1. Evelynn Dales
Hoofdstuk drie van ons geschiedenisboek was niet interessant. Meestal kon ik me nog wel wat voorstellen bij de oude culturen, de oorlogen, de ontdekkingsreizen en revoluties. Hoofdstuk drie ging over "Geschiedkundige vaardigheden". Dus de hele klas moest in zijn werkboek bronnen analyseren en bekritiseren, niet alsof het zou worden gecontroleerd.
Ik keek uit het raam; tijdens Engels, tijdens Natuurkunde, tijdens alle vakken wel zo'n beetje. Bij tekenen en aardrijkskunde wist ik het nog wel uit te houden en geschiedenis ook, als het maar niet ging over hoofdstuk drie. Tekenen was geweldig, niet dat ik er goed in was, maar je mocht gewoon alle kanten op. Aardrijkskunde was niet heel speciaal maar als we goed opletten, mochten we halverwege de les een documentaire kijken.

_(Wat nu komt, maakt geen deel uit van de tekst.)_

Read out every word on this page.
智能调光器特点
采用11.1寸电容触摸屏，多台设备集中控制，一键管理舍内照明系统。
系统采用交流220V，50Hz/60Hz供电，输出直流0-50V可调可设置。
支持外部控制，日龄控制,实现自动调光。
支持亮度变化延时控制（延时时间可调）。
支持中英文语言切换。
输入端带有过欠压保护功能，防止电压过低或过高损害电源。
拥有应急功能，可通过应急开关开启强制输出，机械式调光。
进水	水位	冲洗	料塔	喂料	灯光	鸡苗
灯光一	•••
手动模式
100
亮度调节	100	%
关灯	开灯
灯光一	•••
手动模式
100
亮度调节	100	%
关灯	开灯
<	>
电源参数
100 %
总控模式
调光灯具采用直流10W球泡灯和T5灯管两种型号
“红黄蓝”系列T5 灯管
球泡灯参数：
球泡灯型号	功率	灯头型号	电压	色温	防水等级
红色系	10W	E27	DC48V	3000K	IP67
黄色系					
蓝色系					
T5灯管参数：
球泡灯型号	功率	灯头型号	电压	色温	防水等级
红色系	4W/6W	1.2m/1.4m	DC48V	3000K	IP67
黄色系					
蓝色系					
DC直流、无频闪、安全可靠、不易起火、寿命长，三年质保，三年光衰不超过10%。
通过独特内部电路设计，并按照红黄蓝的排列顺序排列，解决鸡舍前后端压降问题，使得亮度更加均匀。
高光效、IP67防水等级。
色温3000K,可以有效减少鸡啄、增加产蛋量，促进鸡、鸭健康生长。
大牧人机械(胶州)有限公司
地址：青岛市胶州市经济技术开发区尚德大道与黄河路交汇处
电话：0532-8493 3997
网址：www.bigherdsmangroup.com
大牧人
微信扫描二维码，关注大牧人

Maar dit was Geschiedenis: Hoofdstuk 3, dus ik keek uit het raam, naar de spoorweg die zich heel dichtbij de school bevond. Op de spoorweg was altijd veel meer aan de hand. De mensen liepen haastig heen en weer en nu en dan was er een zakkenroller of twee, er leek in ieder geval altijd wel iets gaande te zijn. Momenteel liepen er ongeveer v ijfentwintig mensen van hot naar her terwijl ze druk bezig waren met hun telefoon, kinderen of bagage. Ik glimlachte toen een van de vrouwen voor probeerde te dringen bij de kaartjesautomaat. De man voor haar deed me sterk denken aan Oom Dagobert, met zijn zure gezicht en stijve houding. Zo hopeloos was mijn leven, dat ik plezier moest vinden in dit soort vertoningen. Ongeduldig keek ik naar de klok, de cijfers leken in een flits even rond te tollen voor mijn ogen, maar toen ik even knipperde was het verdwenen. Opeens draaide ook de kamer voor mijn ogen en ik merkte het maar half toen ik met mijn hoofd op de tafel viel.
Door de klap kwam ik gelijk weer bij zinnen en ik keek vluchtig naast me. Het was maar goed dat iedereen toch half slapend de les door kwam, ze hadden niets gemerkt. Ik haalde gefrustreerd mijn hand door mijn haren en knipperde even met mijn ogen om weer tot mezelf te komen. Ik hoopte maar dat dat de eerste en de laatste keer zou zijn. Zuchtend wendde ik me weer tot de spoorlijn waar een andere mevrouw twee zeurende kinderen over het perron trok terwijl ze probeerde zonder haar bagage te laten vallen een nummer op haar telefoon in te tikken.
Toen de bel ging schrok ik even, normaal had ik daar geen last van. Blijkbaar was dit één van die dagen waarop de wereld rustig in de taxi zat en aan mij voorbij ging terwijl ik er een beetje doelloos achteraan strompelde, ik was er gewoon echt niet bij met mijn hoofd. Verstrooid propte ik mijn boeken in mijn tas en liep haastig de deur uit terwijl de anderen allang buiten waren. Eenmaal daar haalde ik mijn hand weer door mijn haren en liep naar de toiletten, waar ik mijn tas op de grond zette en in de spiegel keek.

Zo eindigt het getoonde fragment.